Dr. Peter Nieman: When should I start testing my kids for allergies?




Question: When should I start testing my kids for allergies?

Answer: Even among allergists there is a debate about the usefulness of doing skin testing prior to one year of age.That’s because the child’s immune system is still developing and the information gathered from these tests may not be very reliable. After age one most allergist seem to agree that skin testing can be done in a useful manner, identifying the underlying cause of allergies.

If there is a serious underlying allergy to eggs or peanuts or if there was an episode of anaphylaxis it is critical to see an allergist. Anaphylaxis can result in the sudden onset of various symptoms including an itchy rash, throat swelling, and low blood pressure. In extreme cases, it can be fatal.

In Canada, there is a national shortage of allergists which can lead to a wait of up to a year for an appointment.

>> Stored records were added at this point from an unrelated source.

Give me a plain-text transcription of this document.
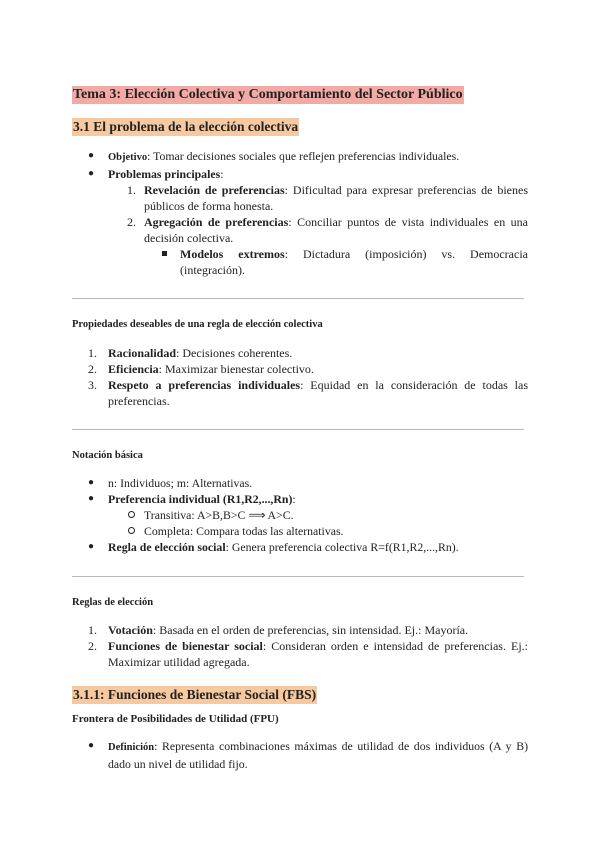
Tema 3: Elección Colectiva y Comportamiento del Sector Público
3.1 El problema de la elección colectiva
● Objetivo: Tomar decisiones sociales que reflejen preferencias individuales.
● Problemas principales:
1. Revelación de preferencias: Dificultad para expresar preferencias de bienes públicos de forma honesta.
2. Agregación de preferencias: Conciliar puntos de vista individuales en una decisión colectiva.
Modelos extremos: Dictadura (imposición) vs. Democracia (integración).
Propiedades deseables de una regla de elección colectiva
1. Racionalidad: Decisiones coherentes.
2. Eficiencia: Maximizar bienestar colectivo.
3. Respeto a preferencias individuales: Equidad en la consideración de todas las preferencias.
Notación básica
● n: Individuos; m: Alternativas.
● Preferencia individual (R1,R2,...,Rn):
Transitiva: A>B,B>C ⟹ A>C.
Completa: Compara todas las alternativas.
● Regla de elección social: Genera preferencia colectiva R=f(R1,R2,...,Rn).
Reglas de elección
1. Votación: Basada en el orden de preferencias, sin intensidad. Ej.: Mayoría.
2. Funciones de bienestar social: Consideran orden e intensidad de preferencias. Ej.: Maximizar utilidad agregada.
3.1.1: Funciones de Bienestar Social (FBS)
Frontera de Posibilidades de Utilidad (FPU)
● Definición: Representa combinaciones máximas de utilidad de dos individuos (A y B) dado un nivel de utilidad fijo.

Another option is to use blood tests to search for some allergies. (These tests are known as RAST testing.) This may be an option while waiting to see an allergist. However, it is ideal to see an allergist as soon as possible if the allergy was complicated enough to visit a hospital emergency room.

For patients with a history of serious, undiagnosed allergies the primary care doctor will prescribe an adrenaline kit with instructions on how to use it appropriately. Pharmacists will reinforce the correct use. The more educated parents are in the appropriate use of these kits, the less likely it will be that they may panic or use it incorrectly at a time of need.
Once the adrenaline kit is used, the patient should be seen also in the ER because there could be a further reaction.

In less serious cases, such as the only symptom being red itchy eyes upon exposure to an animal, the long wait of a year will not harm the child.

If a child has asthma, allergy testing is required sooner than later. An allergy may aggravate asthma symptoms and make it harder to breathe. When asthma is well controlled – usually with the appropriate use of medications – it means a child sleeps well at night, does not miss school, can continue to be physically active and does not end up with frequent unexpected visits to the doctor.